Saturday, May 9, 2015

Don't legalize marijuana


The Washington Examiner

Don't legalize marijuana 


By Washington Examiner | May 9, 2015 | 5:00 am

States are challenging the supremacy of federal law on drug policy, so the Drug Enforcement Agency is likely to be confronted increasingly with petitions to remove marijuana from Schedule One of the Controlled Substances Act — the drugs that have "no accepted medical use."

Whatever the failures of the war on drugs, removing pot from Schedule One would be a bad idea.

It would fly in the face of available scientific evidence and, to boot, would rely on demonstrably false promises from one of America's most self-righteous special interests.

The critical issue surrounding the reclassification of drugs in Schedule One is their medicinal value.

In the case of marijuana, this is a distraction.

The raw cannabis plant has no medicinal value.

For the same reasons people no longer chew bark in order to cure headaches but instead buy aspirin and other painkillers, there is no medical reason to smoke pot.

The pharmaceutical profession exists to isolate active medical ingredients from herbs and plants (or to synthesize them) and to provide safe, standardized doses with minimal side-effects.

This is how every other drug works.

There is no scientific or medical reason to make marijuana an exception.

The real issue with marijuana, beyond the medical ruse, is whether the drug should be available for recreation.

And there are several reasons why it should not be.

An obvious one is that the federal government should not be in the business of reinforcing misinformation spread by advocates that pot is harmless.

Removing marijuana from Schedule One would be a big step toward normalizing the use and abuse of a drug that has deleterious effects on individuals and wider society.

In teens and young adults, marijuana use has been shown to impede brain development and cause a loss of intelligence.

It thus causes permanent brain damage, affecting memory and impulse control.

In Colorado, marijuana was legalized in part because people claimed it would produce tax revenues to build schools.

Advocating better education by legalizing a drug that stunts brain development in the young is, frankly, grotesque.

Marijuana, very often the first drug with which young people experiment, initiates them into a culture of drug use.

It is thus a gateway in a social sense.

But it is also a gateway in a chemical sense, too.

Studies on animals have shown that exposure in adolescence to THC — the ingredient in marijuana that creates the high — primes the brain for an elevated response to other drugs later in life.

There is no need to exaggerate the threat; most marijuana users do not graduate to hard drugs.

But a 2004 study showed that marijuana users are between three and five times more likely to do so than people who do not use pot.

A society in which marijuana use is normalized can expect more trouble with methamphetamine, cocaine, heroin and other such dangerous drugs.

The countervailing benefits of legalization have also fallen far short of what its advocates promise.

Pot advocates have long claimed that legalization would reduce crime by suppressing illicit trade and increase government revenue all in one fell swoop.

Neither claim has proven true.

Revenues from marijuana taxes in Colorado from the first full fiscal year since legalization are projected to be only 58 percent of what was expected.

And there has not been a drop off in violent crime either; the state's homicide rate rose 21 percent the year after voters agreed to legalize pot, and in Denver, gang-related murders are up this year, too.

These increases may have nothing to do with pot, but legalization certainly has not produced detectable benefits.

A coherent libertarian case can be made that the federal government should not tell people what drugs they may and may not ingest.

But all laws involve limits on individuals that a democratic society decides are necessary for the common good.
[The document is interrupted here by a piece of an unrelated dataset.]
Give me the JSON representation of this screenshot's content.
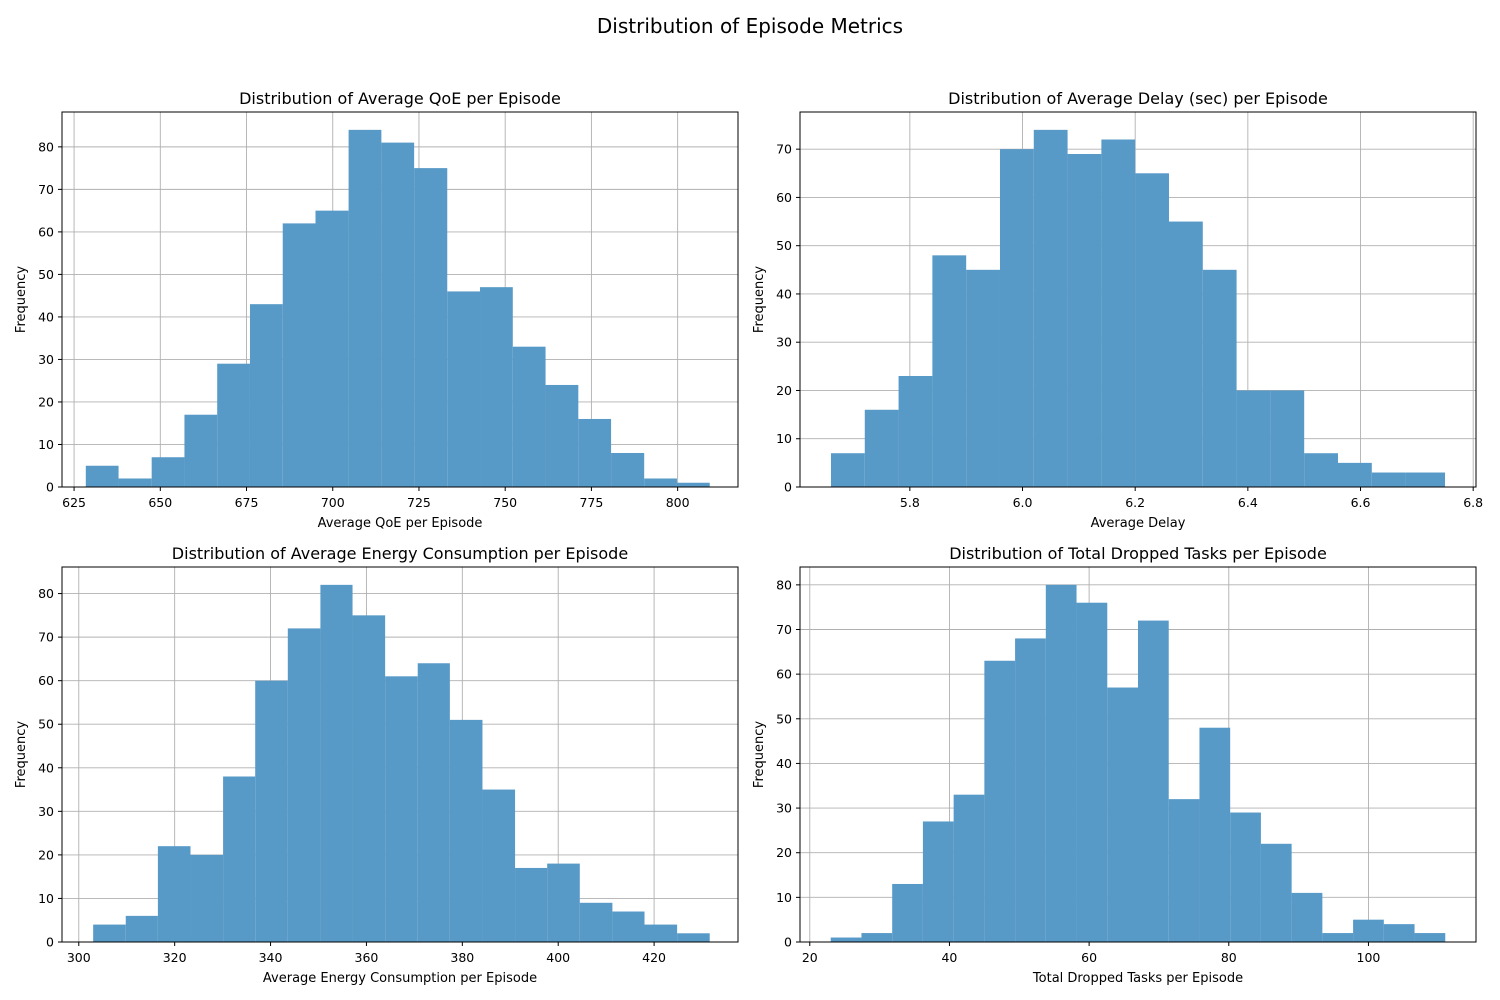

Invoking the common good can be, and has been, often abused.

But normalizing a drug that is particularly harmful to the young involves a radical and irresponsible elevation of individual rights at the expense of the most vulnerable members of society.

To normalize the use of harmful drugs makes it more likely that the young will use them and do themselves long-term damage.

Individual liberty matters.

But so does social responsibility and cohesion, which should not be sacrificed lightly to meet the personal desires of those who are strongest and most resilient.

It is unwise to add to the centrifugal forces in society by normalizing irresponsible drug use.